The “evidence” is likely the language of many sonnets which were dedicated to Southampton. Shakespeare uses references to “love” often in many sonnets. Today we read “love” as suggesting romance or sex. In Shakespeare’s time it meant a high level of respect and did not connote the sexual meaning of today.
It’s really the tone, not just the occasional flippant mention of love. See sonnets 20, 52, 71, and 95. This essay, if you can even call it that, mentions a very watered down and, frankly, the most utterly boring version of Wriothesley’s life ever to be put to pen, and Charlotte Stopes exists. If the entire sequence consisted of, say, sonnets 1-17, then I might give you some credit, but you sound like Charlton Ogburn on a bad day, and that’s hardly a compliment.
The photography is stunning…I felt like I was breathing Tudor air…and I celebrate the return of Kenneth Baranagh to the big screen…I just watched the film twice and can’t wait to see it again. As an American unfamiliar with Shakespeare I think that this version has as much chance at being true as any other and it would seem that much of his life wasn’t documented so it’s anybody’s guess…I can’t imagine Kenneth going there if he didn’t think this was a real possibility…well done!
is this man connected to “call call me” in H. Mantells recent trilogy?

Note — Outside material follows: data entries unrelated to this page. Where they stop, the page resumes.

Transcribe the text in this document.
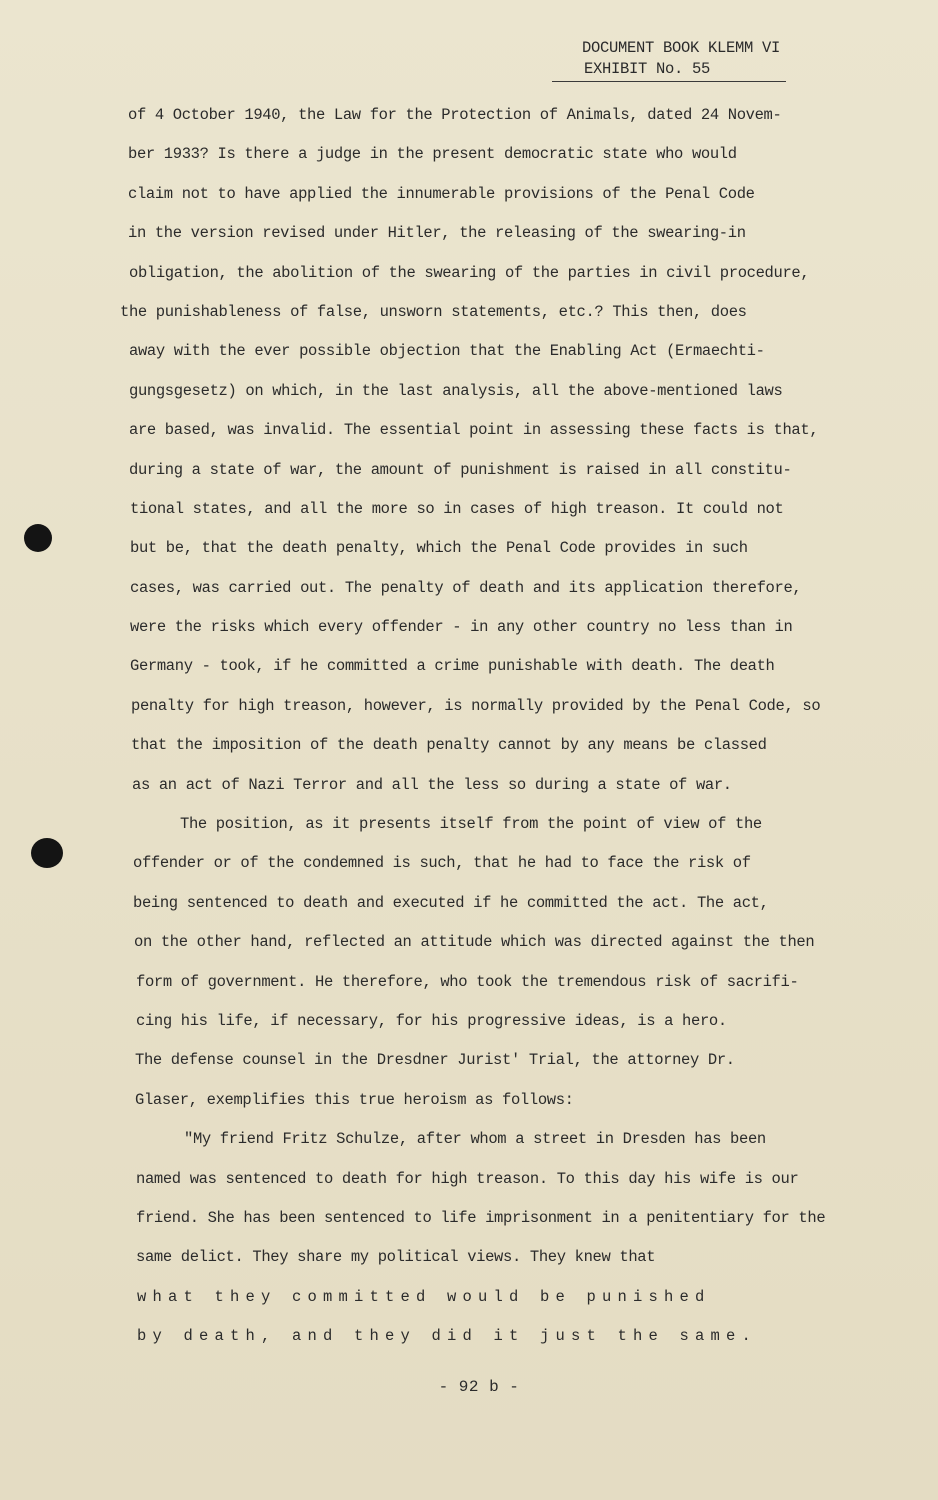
DOCUMENT BOOK KLEMM VI
EXHIBIT No. 55
of 4 October 1940, the Law for the Protection of Animals, dated 24 Novem-
ber 1933? Is there a judge in the present democratic state who would
claim not to have applied the innumerable provisions of the Penal Code
in the version revised under Hitler, the releasing of the swearing-in
obligation, the abolition of the swearing of the parties in civil procedure,
the punishableness of false, unsworn statements, etc.? This then, does
away with the ever possible objection that the Enabling Act (Ermaechti-
gungsgesetz) on which, in the last analysis, all the above-mentioned laws
are based, was invalid. The essential point in assessing these facts is that,
during a state of war, the amount of punishment is raised in all constitu-
tional states, and all the more so in cases of high treason. It could not
but be, that the death penalty, which the Penal Code provides in such
cases, was carried out. The penalty of death and its application therefore,
were the risks which every offender - in any other country no less than in
Germany - took, if he committed a crime punishable with death. The death
penalty for high treason, however, is normally provided by the Penal Code, so
that the imposition of the death penalty cannot by any means be classed
as an act of Nazi Terror and all the less so during a state of war.
The position, as it presents itself from the point of view of the
offender or of the condemned is such, that he had to face the risk of
being sentenced to death and executed if he committed the act. The act,
on the other hand, reflected an attitude which was directed against the then
form of government. He therefore, who took the tremendous risk of sacrifi-
cing his life, if necessary, for his progressive ideas, is a hero.
The defense counsel in the Dresdner Jurist' Trial, the attorney Dr.
Glaser, exemplifies this true heroism as follows:
"My friend Fritz Schulze, after whom a street in Dresden has been
named was sentenced to death for high treason. To this day his wife is our
friend. She has been sentenced to life imprisonment in a penitentiary for the
same delict. They share my political views. They knew that
what they committed would be punished
by death, and they did it just the same.
- 92 b -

Hi, I am doing academic research into the link between Shakespeare and The Earl of Southampton. While reading your article I noticed a peculiar line….you wrote: ‘the fact he was Shakespeare’s patron’. Where is the source material for this fact? As far as I, and other researchers are aware, there is no evidence of any financial link between the Bard and the Earl.
Thank you for your time.
Well, at the time, the Bard was only known as a dramatist and a playwright. So, choosing the Earl to be his patron could only mean an act of gaining recognition as a poet.